Futures Trading Costs and Market Microstructure Invariance: Identifying Bet Activity

Ai Jun Hou, Lars Nordén, Caihong Xu

Stockholm Business School, Sweden

Market microstructure invariance (MMI) stipulates that trading costs of financial assets are driven by the volume and volatility of bets, that are, transactions intended to produce idiosyncratic gains based on investors’ beliefs. With futures transactions data, we estimate bet volume as the trading volume of brokerage firms that trade on behalf of their clients and bet volatility as the trade-related component of futures volatility. We find that the futures bid-ask spread lines up with bet volume and bet volatility as predicted by MMI, and that intermediation by high frequency traders does not interfere with the MMI relation.

ETFs, Anomalies and Market Efficiency

Ilias Filippou1, Songrun He2, Sophia Zhengzi Li3, Guofu Zhou4

1Olin Business School, Washington University in St. Louis, United States of America; 2Olin Business School, Washington University in St. Louis, United States of America; 3Rutgers University; 4Olin Business School, Washington University in St. Louis, United States of America

We investigate the effect of ETF ownership on stock market anomalies and mar- ket efficiency. We find that low ETF ownership stocks exhibit higher returns, greater Sharpe ratios, and highly significant alphas compared to high ETF ownership stocks.

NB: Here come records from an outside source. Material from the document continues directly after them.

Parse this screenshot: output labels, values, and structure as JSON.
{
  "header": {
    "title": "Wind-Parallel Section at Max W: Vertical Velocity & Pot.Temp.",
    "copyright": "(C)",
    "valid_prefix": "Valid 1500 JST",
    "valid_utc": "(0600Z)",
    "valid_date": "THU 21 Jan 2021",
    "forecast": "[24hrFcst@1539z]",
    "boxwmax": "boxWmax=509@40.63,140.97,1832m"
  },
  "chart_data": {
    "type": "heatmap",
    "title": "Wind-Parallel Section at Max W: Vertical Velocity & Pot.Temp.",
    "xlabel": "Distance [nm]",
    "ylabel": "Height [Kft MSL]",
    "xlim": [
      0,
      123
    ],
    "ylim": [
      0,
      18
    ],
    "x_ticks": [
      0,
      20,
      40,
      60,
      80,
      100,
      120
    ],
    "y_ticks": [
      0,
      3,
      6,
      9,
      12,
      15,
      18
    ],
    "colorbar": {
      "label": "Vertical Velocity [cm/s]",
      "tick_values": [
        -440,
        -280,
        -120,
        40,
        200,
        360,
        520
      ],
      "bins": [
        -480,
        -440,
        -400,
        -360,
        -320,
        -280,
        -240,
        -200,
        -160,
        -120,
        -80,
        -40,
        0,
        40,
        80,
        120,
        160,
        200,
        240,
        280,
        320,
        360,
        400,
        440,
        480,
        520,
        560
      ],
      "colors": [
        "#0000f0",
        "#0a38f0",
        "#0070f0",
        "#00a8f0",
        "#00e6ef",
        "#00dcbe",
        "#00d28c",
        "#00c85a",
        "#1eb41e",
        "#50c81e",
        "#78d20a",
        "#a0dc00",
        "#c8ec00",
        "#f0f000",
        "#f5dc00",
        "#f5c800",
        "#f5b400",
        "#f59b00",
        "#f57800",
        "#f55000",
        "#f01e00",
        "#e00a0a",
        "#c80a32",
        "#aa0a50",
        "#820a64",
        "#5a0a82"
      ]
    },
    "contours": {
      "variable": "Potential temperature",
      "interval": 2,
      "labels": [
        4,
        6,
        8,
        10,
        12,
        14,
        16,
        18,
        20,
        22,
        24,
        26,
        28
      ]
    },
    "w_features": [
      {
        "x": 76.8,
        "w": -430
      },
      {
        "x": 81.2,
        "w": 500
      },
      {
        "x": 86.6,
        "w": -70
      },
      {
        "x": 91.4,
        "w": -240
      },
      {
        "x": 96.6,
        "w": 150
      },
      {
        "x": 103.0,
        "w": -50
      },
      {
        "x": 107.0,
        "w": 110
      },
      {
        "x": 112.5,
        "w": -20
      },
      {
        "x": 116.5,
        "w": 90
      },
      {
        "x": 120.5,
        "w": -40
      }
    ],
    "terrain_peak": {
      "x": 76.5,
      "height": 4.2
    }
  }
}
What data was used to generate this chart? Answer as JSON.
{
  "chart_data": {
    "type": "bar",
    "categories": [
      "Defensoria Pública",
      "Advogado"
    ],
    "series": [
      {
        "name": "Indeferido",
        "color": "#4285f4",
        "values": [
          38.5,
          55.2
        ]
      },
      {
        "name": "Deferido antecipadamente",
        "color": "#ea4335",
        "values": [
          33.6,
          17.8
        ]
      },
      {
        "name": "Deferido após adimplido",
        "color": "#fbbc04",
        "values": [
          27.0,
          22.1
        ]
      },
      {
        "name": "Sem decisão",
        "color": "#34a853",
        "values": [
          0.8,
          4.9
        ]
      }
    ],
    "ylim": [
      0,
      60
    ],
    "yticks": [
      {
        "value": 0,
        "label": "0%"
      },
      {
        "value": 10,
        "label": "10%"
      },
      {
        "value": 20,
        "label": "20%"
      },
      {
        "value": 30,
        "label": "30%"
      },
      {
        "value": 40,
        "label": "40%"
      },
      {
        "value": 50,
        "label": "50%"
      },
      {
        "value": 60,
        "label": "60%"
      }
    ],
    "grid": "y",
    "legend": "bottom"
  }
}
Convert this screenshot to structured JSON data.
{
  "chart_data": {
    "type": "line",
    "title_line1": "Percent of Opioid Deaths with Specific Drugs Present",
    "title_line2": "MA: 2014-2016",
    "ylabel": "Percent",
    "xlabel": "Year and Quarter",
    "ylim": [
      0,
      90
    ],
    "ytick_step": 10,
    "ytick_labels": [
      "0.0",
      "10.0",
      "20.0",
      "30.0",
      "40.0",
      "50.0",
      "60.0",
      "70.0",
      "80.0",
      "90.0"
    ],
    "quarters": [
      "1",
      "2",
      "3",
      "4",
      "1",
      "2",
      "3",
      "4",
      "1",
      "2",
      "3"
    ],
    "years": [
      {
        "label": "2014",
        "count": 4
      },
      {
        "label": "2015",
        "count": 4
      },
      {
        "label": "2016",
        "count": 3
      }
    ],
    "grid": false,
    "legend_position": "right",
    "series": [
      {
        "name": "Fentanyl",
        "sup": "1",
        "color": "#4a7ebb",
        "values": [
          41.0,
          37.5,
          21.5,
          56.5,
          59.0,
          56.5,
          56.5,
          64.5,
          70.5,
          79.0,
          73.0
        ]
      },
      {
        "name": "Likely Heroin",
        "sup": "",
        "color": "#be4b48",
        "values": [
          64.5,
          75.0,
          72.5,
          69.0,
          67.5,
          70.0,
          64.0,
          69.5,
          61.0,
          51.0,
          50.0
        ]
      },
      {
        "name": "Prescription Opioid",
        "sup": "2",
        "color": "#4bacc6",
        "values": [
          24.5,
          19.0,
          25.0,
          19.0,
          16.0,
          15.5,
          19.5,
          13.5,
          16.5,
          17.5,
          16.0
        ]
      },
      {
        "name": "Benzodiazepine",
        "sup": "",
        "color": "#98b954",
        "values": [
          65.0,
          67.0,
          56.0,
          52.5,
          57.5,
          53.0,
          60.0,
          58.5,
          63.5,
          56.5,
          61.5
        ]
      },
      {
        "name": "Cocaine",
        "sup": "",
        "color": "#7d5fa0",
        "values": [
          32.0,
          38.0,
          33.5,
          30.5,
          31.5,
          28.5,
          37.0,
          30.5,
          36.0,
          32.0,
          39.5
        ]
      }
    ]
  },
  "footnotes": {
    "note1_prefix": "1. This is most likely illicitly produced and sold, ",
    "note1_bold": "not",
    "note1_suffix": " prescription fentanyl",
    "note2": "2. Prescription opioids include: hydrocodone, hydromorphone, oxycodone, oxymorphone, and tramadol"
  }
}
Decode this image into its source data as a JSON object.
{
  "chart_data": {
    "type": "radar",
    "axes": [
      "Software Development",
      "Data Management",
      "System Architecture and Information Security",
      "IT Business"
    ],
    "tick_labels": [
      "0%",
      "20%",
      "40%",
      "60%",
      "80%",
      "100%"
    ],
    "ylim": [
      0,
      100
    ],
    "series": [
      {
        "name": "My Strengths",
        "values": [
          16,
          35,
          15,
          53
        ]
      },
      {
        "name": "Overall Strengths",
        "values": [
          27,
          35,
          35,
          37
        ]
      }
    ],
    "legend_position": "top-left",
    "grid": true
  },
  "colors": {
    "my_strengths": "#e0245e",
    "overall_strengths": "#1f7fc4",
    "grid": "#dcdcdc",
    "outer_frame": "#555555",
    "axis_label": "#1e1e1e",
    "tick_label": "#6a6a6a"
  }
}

We show that high ETF ownership stocks demonstrate more pronounced information flows than low ETF ownership stocks, reducing their mispricing as they are more in- formationally efficient. We find similar results when we match the two groups based on size, volume, book-to-market, and momentum. Our results are robust to different matching methods and to a wide array of controls in Fama-MacBeth regressions. Using Russell index reconstitution, we find causal evidence that ETF ownership attenuates anomaly returns.